Como la invasión le obliga a convertirse en experto, le formulo una de las preguntas del millón: ¿Por qué en China, de donde proceden, no suponen el mismo peligro que en los otros lugares a los que extienden sus nidos? Respuesta: Porque las abejas chinas han desarrollado sistemas de defensa, se enfrentan a ellas y consiguen matarlas, algo que las gallegas, por ejemplo, todavía no saben hacer y es posible que tarden mucho en aprenderlo.
Frente a las colmenas de Lola observamos la actividad de las abejas. Entran y salen de ellas en frenética producción de miel. De repente se cuela entre su vuelo una velutina, elige a su víctima, le corta la cabeza y se lleva el abdomen para devorarlo en busca de las proteínas que necesita.

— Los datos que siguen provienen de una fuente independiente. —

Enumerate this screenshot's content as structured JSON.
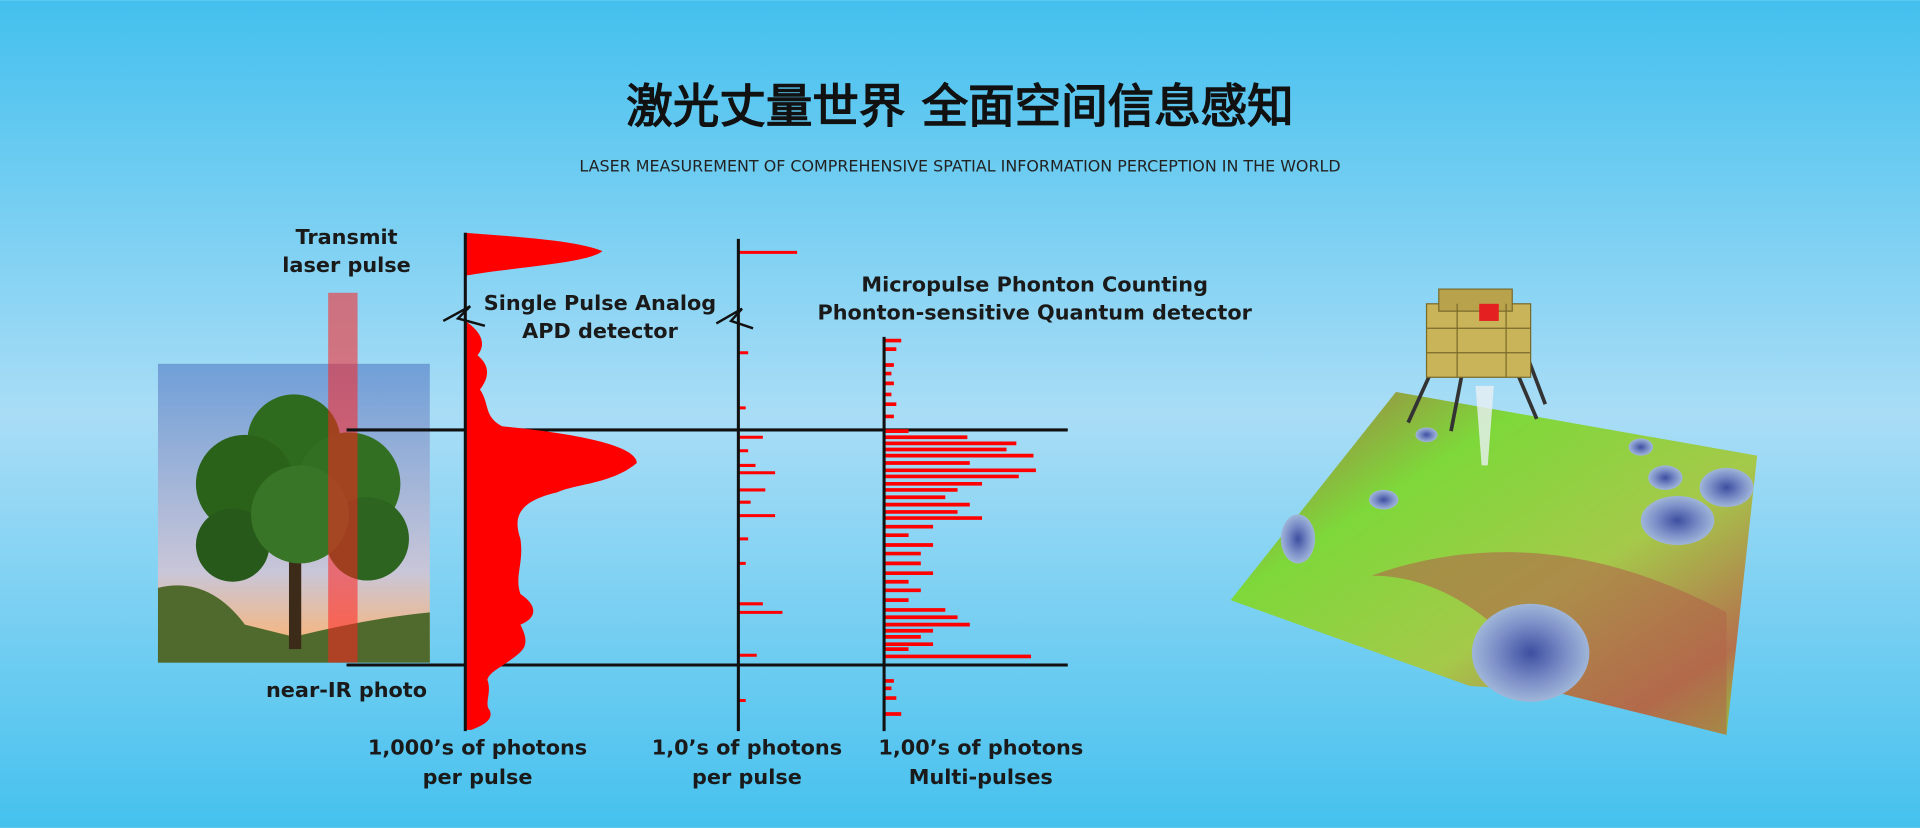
{
  "header": {
    "title": "激光丈量世界 全面空间信息感知",
    "subtitle": "LASER MEASUREMENT OF COMPREHENSIVE SPATIAL INFORMATION PERCEPTION IN THE WORLD"
  },
  "diagram": {
    "transmit_label": [
      "Transmit",
      "laser pulse"
    ],
    "photo_label": "near-IR photo",
    "analog_label": [
      "Single Pulse Analog",
      "APD detector"
    ],
    "micropulse_label": [
      "Micropulse Phonton Counting",
      "Phonton-sensitive Quantum detector"
    ],
    "captions": [
      [
        "1,000’s of photons",
        "per pulse"
      ],
      [
        "1,0’s of photons",
        "per pulse"
      ],
      [
        "1,00’s of photons",
        "Multi-pulses"
      ]
    ]
  }
}
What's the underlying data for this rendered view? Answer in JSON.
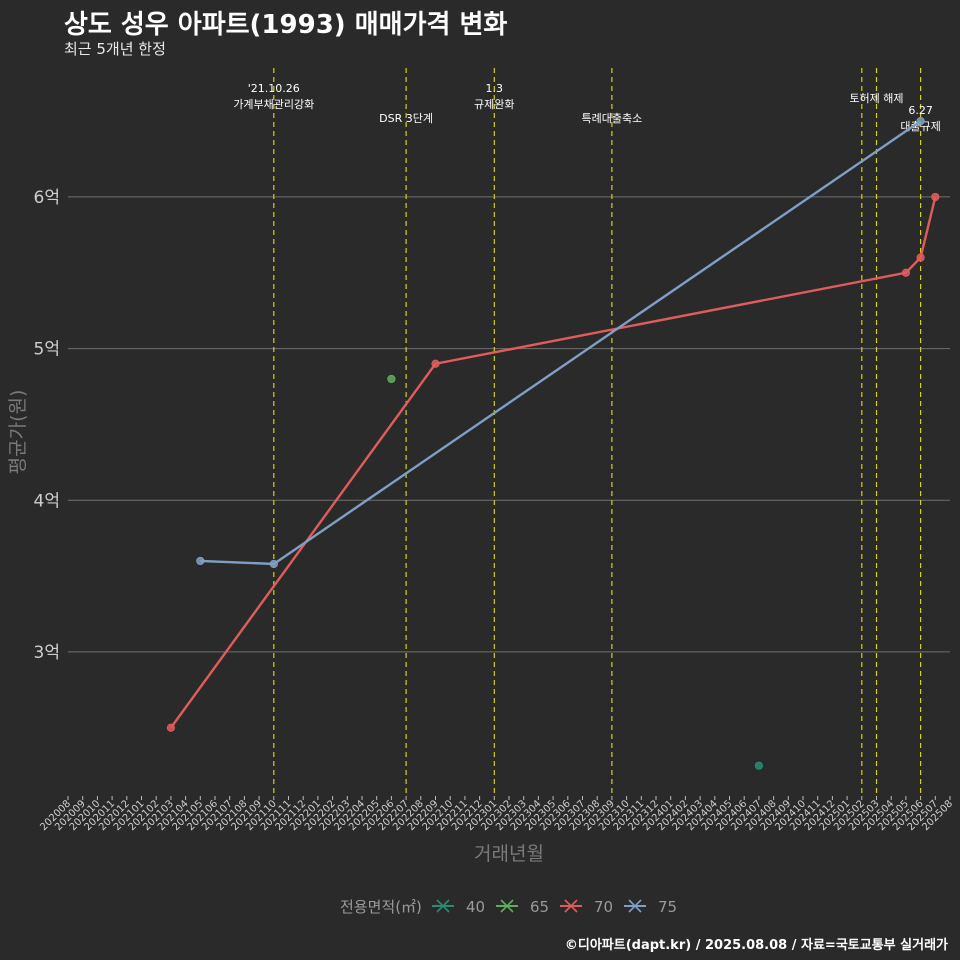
{
  "header": {
    "title": "상도 성우 아파트(1993) 매매가격 변화",
    "subtitle": "최근 5개년 한정"
  },
  "caption": "©디아파트(dapt.kr) / 2025.08.08 / 자료=국토교통부 실거래가",
  "colors": {
    "background": "#2b2a2b",
    "grid": "#6f6f6f",
    "vline": "#d4d400",
    "s40": "#2a8a72",
    "s65": "#5fae5a",
    "s70": "#e05c5c",
    "s75": "#7f9fc5"
  },
  "chart_data": {
    "type": "line",
    "title": "상도 성우 아파트(1993) 매매가격 변화",
    "subtitle": "최근 5개년 한정",
    "xlabel": "거래년월",
    "ylabel": "평균가(원)",
    "xlim": [
      "202008",
      "202508"
    ],
    "ylim": [
      2.05,
      6.85
    ],
    "yunit": "억",
    "y_ticks": [
      {
        "value": 3,
        "label": "3억"
      },
      {
        "value": 4,
        "label": "4억"
      },
      {
        "value": 5,
        "label": "5억"
      },
      {
        "value": 6,
        "label": "6억"
      }
    ],
    "x_ticks": [
      "202008",
      "202009",
      "202010",
      "202011",
      "202012",
      "202101",
      "202102",
      "202103",
      "202104",
      "202105",
      "202106",
      "202107",
      "202108",
      "202109",
      "202110",
      "202111",
      "202112",
      "202201",
      "202202",
      "202203",
      "202204",
      "202205",
      "202206",
      "202207",
      "202208",
      "202209",
      "202210",
      "202211",
      "202212",
      "202301",
      "202302",
      "202303",
      "202304",
      "202305",
      "202306",
      "202307",
      "202308",
      "202309",
      "202310",
      "202311",
      "202312",
      "202401",
      "202402",
      "202403",
      "202404",
      "202405",
      "202406",
      "202407",
      "202408",
      "202409",
      "202410",
      "202411",
      "202412",
      "202501",
      "202502",
      "202503",
      "202504",
      "202505",
      "202506",
      "202507",
      "202508"
    ],
    "grid": true,
    "legend": {
      "title": "전용면적(㎡)",
      "position": "bottom",
      "items": [
        "40",
        "65",
        "70",
        "75"
      ]
    },
    "series": [
      {
        "name": "40",
        "points": [
          {
            "x": "202407",
            "y": 2.25
          }
        ]
      },
      {
        "name": "65",
        "points": [
          {
            "x": "202206",
            "y": 4.8
          }
        ]
      },
      {
        "name": "70",
        "points": [
          {
            "x": "202103",
            "y": 2.5
          },
          {
            "x": "202209",
            "y": 4.9
          },
          {
            "x": "202505",
            "y": 5.5
          },
          {
            "x": "202506",
            "y": 5.6
          },
          {
            "x": "202507",
            "y": 6.0
          }
        ]
      },
      {
        "name": "75",
        "points": [
          {
            "x": "202105",
            "y": 3.6
          },
          {
            "x": "202110",
            "y": 3.58
          },
          {
            "x": "202506",
            "y": 6.5
          }
        ]
      }
    ],
    "annotations": [
      {
        "x": "202110",
        "lines": [
          "'21.10.26",
          "가계부채관리강화"
        ],
        "row": 0
      },
      {
        "x": "202207",
        "lines": [
          "DSR 3단계"
        ],
        "row": 1
      },
      {
        "x": "202301",
        "lines": [
          "1.3",
          "규제완화"
        ],
        "row": 0
      },
      {
        "x": "202309",
        "lines": [
          "특례대출축소"
        ],
        "row": 1
      },
      {
        "x": "202502",
        "lines": [],
        "row": 0
      },
      {
        "x": "202503",
        "lines": [
          "토허제 해제"
        ],
        "row": 0
      },
      {
        "x": "202506",
        "lines": [
          "6.27",
          "대출규제"
        ],
        "row": 2
      }
    ]
  }
}
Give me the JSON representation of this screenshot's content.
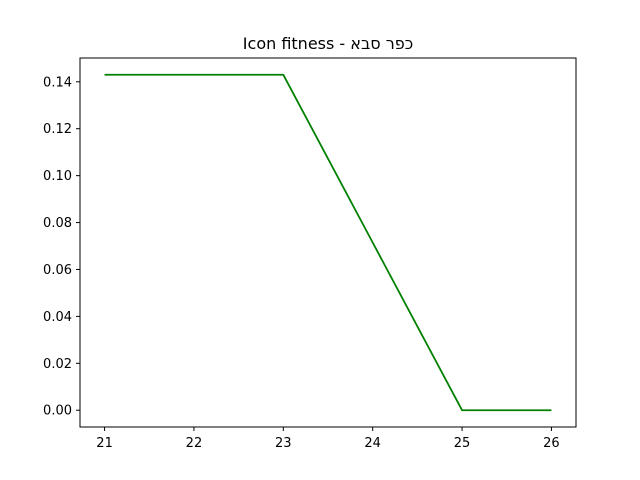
{
  "chart_data": {
    "type": "line",
    "title": "Icon fitness - כפר סבא",
    "xlabel": "",
    "ylabel": "",
    "x": [
      21,
      22,
      23,
      24,
      25,
      26
    ],
    "series": [
      {
        "color": "#008000",
        "values": [
          0.143,
          0.143,
          0.143,
          0.0715,
          0.0,
          0.0
        ]
      }
    ],
    "xlim": [
      20.725,
      26.275
    ],
    "ylim": [
      -0.00715,
      0.15015
    ],
    "xticks": [
      21,
      22,
      23,
      24,
      25,
      26
    ],
    "xtick_labels": [
      "21",
      "22",
      "23",
      "24",
      "25",
      "26"
    ],
    "yticks": [
      0.0,
      0.02,
      0.04,
      0.06,
      0.08,
      0.1,
      0.12,
      0.14
    ],
    "ytick_labels": [
      "0.00",
      "0.02",
      "0.04",
      "0.06",
      "0.08",
      "0.10",
      "0.12",
      "0.14"
    ],
    "grid": false,
    "legend": false
  }
}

Lola, armada con un esquieiro y protegida con el traje del apicultor, lanza la red en cuanto localiza una intrusa y tras obligarle a soltar su presa, la pasaporta. Lo hace a diario, desde la mañana a la noche, y en alguna jornada ha logrado acabar con 600 avispas. El terreno cercano a sus colmenas es un enorme cementerio con miles de velutinas. Otros apicultores, en concreto, un vecino de Gondrás, han visto desaparecer todas las abejas de sus colmenas. El peligro es mayúsculo.
Una abeja, confundiéndome sin duda con una enorme velutina, me pica en la cerviz. No se lo puedo reprochar. Están amenazadas.